The workman’s laugh followed the girl down the rough and perilous way, and just as she passed out of hearing came the parting shot:

“Send Antonio.”

“H-m-m! I don’t see what it all means. First is old Pedro, with his grim ‘'Ware Antonio!’ And now John Benton speaks in that queer way, as if there were two meanings to his words. Heigho! I hear somebody coming up. I wonder who!”

Hurrying downward as fast as the uneven path allowed, her own softly-shod feet making no noise, she reached a turn of the road and suddenly slackened her pace. The man approaching was one of the few whom she feared and disliked.

“Ferd, the dwarf!”

Instinctively, she hid behind a clump of shrubbery and waited for him to pass, hoping he would not see her. He did not.
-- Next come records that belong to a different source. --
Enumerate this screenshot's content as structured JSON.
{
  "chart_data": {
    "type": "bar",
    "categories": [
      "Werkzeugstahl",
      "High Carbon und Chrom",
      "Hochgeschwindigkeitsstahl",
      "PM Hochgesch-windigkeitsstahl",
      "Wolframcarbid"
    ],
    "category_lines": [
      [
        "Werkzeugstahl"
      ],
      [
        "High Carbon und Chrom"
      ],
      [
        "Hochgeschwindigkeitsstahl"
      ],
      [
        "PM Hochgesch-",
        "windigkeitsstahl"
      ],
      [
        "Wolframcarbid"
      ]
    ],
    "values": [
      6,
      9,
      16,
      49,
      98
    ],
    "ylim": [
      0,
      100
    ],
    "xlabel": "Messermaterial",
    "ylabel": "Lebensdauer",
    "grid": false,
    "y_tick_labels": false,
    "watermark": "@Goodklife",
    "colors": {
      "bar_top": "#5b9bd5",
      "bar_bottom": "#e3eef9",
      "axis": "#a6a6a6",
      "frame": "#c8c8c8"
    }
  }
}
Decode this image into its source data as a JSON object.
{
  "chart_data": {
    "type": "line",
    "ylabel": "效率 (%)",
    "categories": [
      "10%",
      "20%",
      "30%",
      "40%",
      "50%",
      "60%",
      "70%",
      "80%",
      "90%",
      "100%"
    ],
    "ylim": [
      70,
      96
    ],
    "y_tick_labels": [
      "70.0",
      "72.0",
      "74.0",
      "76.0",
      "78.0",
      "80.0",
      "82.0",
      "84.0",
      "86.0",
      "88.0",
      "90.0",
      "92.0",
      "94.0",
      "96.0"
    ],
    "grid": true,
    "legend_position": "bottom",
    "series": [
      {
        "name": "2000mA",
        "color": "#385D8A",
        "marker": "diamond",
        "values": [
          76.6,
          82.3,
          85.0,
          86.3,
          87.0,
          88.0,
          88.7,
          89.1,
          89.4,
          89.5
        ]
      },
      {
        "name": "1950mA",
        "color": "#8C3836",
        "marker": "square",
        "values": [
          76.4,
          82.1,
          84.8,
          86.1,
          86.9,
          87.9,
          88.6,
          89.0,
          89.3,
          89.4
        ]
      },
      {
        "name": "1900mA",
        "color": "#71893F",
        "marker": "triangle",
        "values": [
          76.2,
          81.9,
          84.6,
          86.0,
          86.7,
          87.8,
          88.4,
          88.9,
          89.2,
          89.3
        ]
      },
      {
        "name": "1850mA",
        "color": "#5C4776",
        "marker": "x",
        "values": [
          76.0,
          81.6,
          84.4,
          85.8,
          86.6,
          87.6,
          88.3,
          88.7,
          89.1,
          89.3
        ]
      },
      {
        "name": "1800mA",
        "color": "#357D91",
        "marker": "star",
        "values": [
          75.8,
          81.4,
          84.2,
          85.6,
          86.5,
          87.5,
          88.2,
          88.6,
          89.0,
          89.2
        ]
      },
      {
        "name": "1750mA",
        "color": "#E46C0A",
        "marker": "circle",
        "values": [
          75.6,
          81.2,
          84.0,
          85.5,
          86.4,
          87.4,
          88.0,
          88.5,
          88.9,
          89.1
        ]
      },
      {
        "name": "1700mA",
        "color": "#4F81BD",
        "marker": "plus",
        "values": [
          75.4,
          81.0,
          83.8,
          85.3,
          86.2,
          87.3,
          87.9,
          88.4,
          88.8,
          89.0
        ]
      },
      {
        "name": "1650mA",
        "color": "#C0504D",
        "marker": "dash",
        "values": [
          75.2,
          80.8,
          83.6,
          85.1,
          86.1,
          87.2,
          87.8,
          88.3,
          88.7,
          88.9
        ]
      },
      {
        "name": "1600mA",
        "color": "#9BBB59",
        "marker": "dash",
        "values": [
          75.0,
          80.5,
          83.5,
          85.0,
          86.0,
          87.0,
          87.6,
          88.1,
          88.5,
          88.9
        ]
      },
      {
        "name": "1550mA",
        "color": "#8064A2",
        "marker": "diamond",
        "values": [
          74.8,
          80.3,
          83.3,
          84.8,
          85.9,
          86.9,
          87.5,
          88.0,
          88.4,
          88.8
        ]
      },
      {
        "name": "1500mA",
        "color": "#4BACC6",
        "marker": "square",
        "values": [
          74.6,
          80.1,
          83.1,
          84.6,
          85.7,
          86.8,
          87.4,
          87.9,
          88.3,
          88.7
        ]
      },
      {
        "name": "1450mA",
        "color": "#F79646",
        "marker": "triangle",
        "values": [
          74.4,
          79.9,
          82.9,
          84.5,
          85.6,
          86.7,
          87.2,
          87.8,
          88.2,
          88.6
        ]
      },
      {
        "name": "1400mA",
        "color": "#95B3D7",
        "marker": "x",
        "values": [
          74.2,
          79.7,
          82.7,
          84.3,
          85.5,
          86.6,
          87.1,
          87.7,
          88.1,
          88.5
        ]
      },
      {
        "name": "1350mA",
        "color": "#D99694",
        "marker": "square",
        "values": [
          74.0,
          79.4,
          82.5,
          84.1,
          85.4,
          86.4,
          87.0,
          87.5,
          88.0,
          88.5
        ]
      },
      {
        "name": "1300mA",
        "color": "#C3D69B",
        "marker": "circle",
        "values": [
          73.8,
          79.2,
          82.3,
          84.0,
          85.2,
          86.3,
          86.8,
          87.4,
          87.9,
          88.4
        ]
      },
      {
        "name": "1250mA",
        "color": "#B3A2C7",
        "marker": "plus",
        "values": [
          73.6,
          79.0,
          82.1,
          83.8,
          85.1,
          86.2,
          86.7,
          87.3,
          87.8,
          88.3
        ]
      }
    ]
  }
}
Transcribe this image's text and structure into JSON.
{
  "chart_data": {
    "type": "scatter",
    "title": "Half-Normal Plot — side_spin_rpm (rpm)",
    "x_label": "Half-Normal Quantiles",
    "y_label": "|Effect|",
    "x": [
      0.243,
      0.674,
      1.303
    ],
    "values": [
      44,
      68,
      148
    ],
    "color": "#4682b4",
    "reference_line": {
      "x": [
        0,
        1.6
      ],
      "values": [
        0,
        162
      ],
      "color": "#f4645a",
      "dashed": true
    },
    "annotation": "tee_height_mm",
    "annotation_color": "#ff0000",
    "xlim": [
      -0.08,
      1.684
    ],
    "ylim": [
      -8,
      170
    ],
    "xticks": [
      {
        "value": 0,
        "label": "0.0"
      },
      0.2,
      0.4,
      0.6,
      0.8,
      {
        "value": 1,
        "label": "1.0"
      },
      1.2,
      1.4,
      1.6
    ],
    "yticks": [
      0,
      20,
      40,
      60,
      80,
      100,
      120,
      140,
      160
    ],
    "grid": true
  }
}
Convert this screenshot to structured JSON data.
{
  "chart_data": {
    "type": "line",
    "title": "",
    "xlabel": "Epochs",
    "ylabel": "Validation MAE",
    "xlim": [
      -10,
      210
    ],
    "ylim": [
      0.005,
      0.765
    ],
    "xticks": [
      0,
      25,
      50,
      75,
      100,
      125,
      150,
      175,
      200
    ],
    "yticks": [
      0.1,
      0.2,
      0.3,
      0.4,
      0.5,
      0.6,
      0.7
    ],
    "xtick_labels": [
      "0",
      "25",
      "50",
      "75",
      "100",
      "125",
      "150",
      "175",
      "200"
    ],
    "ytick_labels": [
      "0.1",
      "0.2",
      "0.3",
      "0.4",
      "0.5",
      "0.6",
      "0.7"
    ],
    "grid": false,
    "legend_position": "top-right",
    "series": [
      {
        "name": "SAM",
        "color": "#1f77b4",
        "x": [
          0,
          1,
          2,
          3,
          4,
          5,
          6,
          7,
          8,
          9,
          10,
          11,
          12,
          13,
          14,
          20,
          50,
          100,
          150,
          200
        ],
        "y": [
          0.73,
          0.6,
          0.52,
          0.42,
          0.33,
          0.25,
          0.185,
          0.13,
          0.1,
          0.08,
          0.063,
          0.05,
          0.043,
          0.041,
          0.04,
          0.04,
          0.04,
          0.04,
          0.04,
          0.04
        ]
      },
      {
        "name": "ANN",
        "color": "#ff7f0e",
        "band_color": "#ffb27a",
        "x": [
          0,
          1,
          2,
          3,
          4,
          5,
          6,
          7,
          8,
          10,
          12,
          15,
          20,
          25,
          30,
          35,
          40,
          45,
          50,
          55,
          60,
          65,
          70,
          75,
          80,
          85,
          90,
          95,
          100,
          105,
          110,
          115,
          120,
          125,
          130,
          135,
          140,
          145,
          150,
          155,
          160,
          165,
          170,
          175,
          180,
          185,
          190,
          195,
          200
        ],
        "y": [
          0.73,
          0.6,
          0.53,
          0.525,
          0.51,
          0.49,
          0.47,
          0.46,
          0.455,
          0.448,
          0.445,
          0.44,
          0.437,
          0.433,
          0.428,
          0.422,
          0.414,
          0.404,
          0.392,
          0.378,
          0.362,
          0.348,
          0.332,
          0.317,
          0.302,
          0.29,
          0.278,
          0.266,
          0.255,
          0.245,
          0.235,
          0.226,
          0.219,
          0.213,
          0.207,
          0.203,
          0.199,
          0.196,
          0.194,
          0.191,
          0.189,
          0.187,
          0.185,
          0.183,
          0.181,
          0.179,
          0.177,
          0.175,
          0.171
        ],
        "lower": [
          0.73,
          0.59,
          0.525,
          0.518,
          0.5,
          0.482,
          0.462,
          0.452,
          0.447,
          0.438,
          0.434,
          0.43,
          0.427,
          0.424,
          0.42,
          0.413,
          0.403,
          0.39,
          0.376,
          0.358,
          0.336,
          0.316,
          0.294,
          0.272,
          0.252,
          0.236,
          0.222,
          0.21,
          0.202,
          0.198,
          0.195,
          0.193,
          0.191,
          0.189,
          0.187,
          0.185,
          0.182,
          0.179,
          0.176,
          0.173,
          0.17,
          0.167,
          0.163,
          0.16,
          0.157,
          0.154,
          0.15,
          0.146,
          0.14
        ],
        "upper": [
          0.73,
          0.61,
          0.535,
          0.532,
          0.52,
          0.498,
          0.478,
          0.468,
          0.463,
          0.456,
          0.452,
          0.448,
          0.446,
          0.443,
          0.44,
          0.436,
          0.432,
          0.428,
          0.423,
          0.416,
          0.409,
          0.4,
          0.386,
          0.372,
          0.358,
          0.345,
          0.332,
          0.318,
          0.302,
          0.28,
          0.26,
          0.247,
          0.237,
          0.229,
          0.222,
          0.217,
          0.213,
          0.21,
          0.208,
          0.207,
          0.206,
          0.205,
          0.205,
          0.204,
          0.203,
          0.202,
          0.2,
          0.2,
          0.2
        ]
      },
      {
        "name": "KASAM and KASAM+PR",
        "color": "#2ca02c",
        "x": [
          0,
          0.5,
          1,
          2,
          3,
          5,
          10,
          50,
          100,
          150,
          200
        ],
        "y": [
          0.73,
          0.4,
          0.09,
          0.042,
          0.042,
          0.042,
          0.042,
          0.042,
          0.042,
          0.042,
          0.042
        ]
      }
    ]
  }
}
He was too engrossed in handling, apparently counting, something within a deep basket that hung on his arm, and his bare feet loped around over the rocks as easily as they would have carried him across the level mesa.

As soon as he had gone by Lady Jess started onward, but she had grown even more thoughtful.

“That’s queer. Antonio must need Ferd to-day if ever he does. Indeed, nobody seems able to serve him as well as that poor half-wit. What could he have had in his basket? And–ha! how came this here?”

With a cry of surprise she lifted a small, soft object from the ground before her and regarded it in gathering dismay.